Prefeito vira réu por empréstimo em factoring de Arcanjo

OPERAÇÃO ARCA DE NOÉ

A juíza Celia Regina Vidotti, da Vara Especializada em Ação Civil Pública e Ação Popular, tornou réu o prefeito de Cuiabá, Emanuel Pinheiro (MDB), em ação por improbidade. A decisão foi publicada no Diário de Justiça de sexta-feira (5).

Além de Emanuel Pinheiro, a ação, proposta pelo Ministério Público (MPE), mira nomes conhecidos como José Riva, Humberto Bosaipo, Luiz Eugênio de Godoy, Nivaldo de Araújo, Geraldo Lauro, José Quirino Ferreira, Joel Quirino Pereira, José Carlos Freitas Martins, Ernandy Maurício Baracat e Benedito Pinto da Silva.
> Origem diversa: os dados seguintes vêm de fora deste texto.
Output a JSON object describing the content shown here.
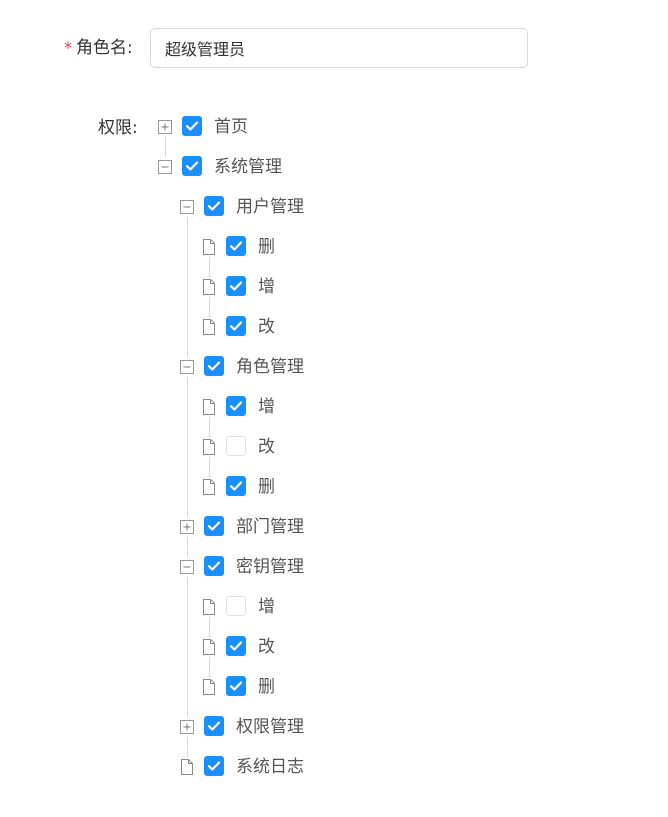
{
  "form": {
    "role_name_label": "角色名:",
    "required_mark": "*",
    "role_name_value": "超级管理员",
    "permissions_label": "权限:"
  },
  "colors": {
    "checkbox_checked": "#1890ff",
    "required_star": "#e2415b"
  },
  "icons": {
    "expanded": "minus-square-icon",
    "collapsed": "plus-square-icon",
    "leaf": "file-icon"
  },
  "permission_tree": [
    {
      "label": "首页",
      "checked": true,
      "toggle": "collapsed",
      "children": []
    },
    {
      "label": "系统管理",
      "checked": true,
      "toggle": "expanded",
      "children": [
        {
          "label": "用户管理",
          "checked": true,
          "toggle": "expanded",
          "children": [
            {
              "label": "删",
              "checked": true,
              "toggle": "leaf"
            },
            {
              "label": "增",
              "checked": true,
              "toggle": "leaf"
            },
            {
              "label": "改",
              "checked": true,
              "toggle": "leaf"
            }
          ]
        },
        {
          "label": "角色管理",
          "checked": true,
          "toggle": "expanded",
          "children": [
            {
              "label": "增",
              "checked": true,
              "toggle": "leaf"
            },
            {
              "label": "改",
              "checked": false,
              "toggle": "leaf"
            },
            {
              "label": "删",
              "checked": true,
              "toggle": "leaf"
            }
          ]
        },
        {
          "label": "部门管理",
          "checked": true,
          "toggle": "collapsed",
          "children": []
        },
        {
          "label": "密钥管理",
          "checked": true,
          "toggle": "expanded",
          "children": [
            {
              "label": "增",
              "checked": false,
              "toggle": "leaf"
            },
            {
              "label": "改",
              "checked": true,
              "toggle": "leaf"
            },
            {
              "label": "删",
              "checked": true,
              "toggle": "leaf"
            }
          ]
        },
        {
          "label": "权限管理",
          "checked": true,
          "toggle": "collapsed",
          "children": []
        },
        {
          "label": "系统日志",
          "checked": true,
          "toggle": "leaf",
          "children": []
        }
      ]
    }
  ]
}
Segundo o MPE, os nomes desviaram recursos públicos do Poder Legislativo por meio de uma operação de fomento mercantil em nome da empresa Marinez M Pacheco – ME, relativa à venda de cheques sacados contra a conta corrente da Assembleia Legislativa do Estado de Mato Grosso, no valor total de R$ 486 mil.

Em sua defesa, Emanuel Pinheiro apresentou manifestação alegando preliminarmente a existência de confusão propositura da ação, pois, segundo ele, a ação civil pública não comporta pedidos de condenação por ato de improbidade administrativa e de ressarcimento.

No mérito, o atual prefeito afirmou que jamais houve qualquer fato que pudesse desabonar sua ilibada conduta no exercício e vários cargos públicos e mandatos eletivos. Sobre os fatos descritos, afirmou que recebeu a quantia de R$ 45 mil em virtude de um empréstimo pessoal que fez com a empresa Confiança Factoring, propriedade do ex-bicheiro João Arcanjo Ribeiro, para pagamento de dívidas pessoais em nome de sua esposa.

E sua decisão, a juíza considerou que o fato de Emanuel Pinheiro ter recebido valores da Confiança Factoring é argumento suficiente para o processamento da ação.

“Assim, existindo elementos a indicar a prática, em tese, de ato de improbidade administrativa, suficientes para o prosseguimento da ação, o recebimento da petição inicial é medida que se impõe, sendo a instrução processual o momento adequado para a análise acerca da existência e autoria ou não, dos atos de improbidade administrativa atribuídos aos requeridos”, afirma trecho do processo.

A magistrada determinou que o estado de Mato Grosso, por seu procurador-geral, se manifeste no prazo de 5 dias se há interesse em integrar o processo. Recebido, o processo passará à fase de instrução. Audiências serão marcadas.

Outro lado 

A assessoria de Emanuel Pinheiro informou por meio de nota que “a ação origina-se em 2005, cujo o recebimento da denúncia só ocorreu no ano de 2019, depois de 14 anos da propositura da ação, devidamente comprovada a inverdade dos fatos, demandando provas concretas na defesa, o que com certeza ensejaram nessa demora para seu recebimento. Serão objetos de defesa prévia a tese da prescrição não só da data de denúncia como do fato”.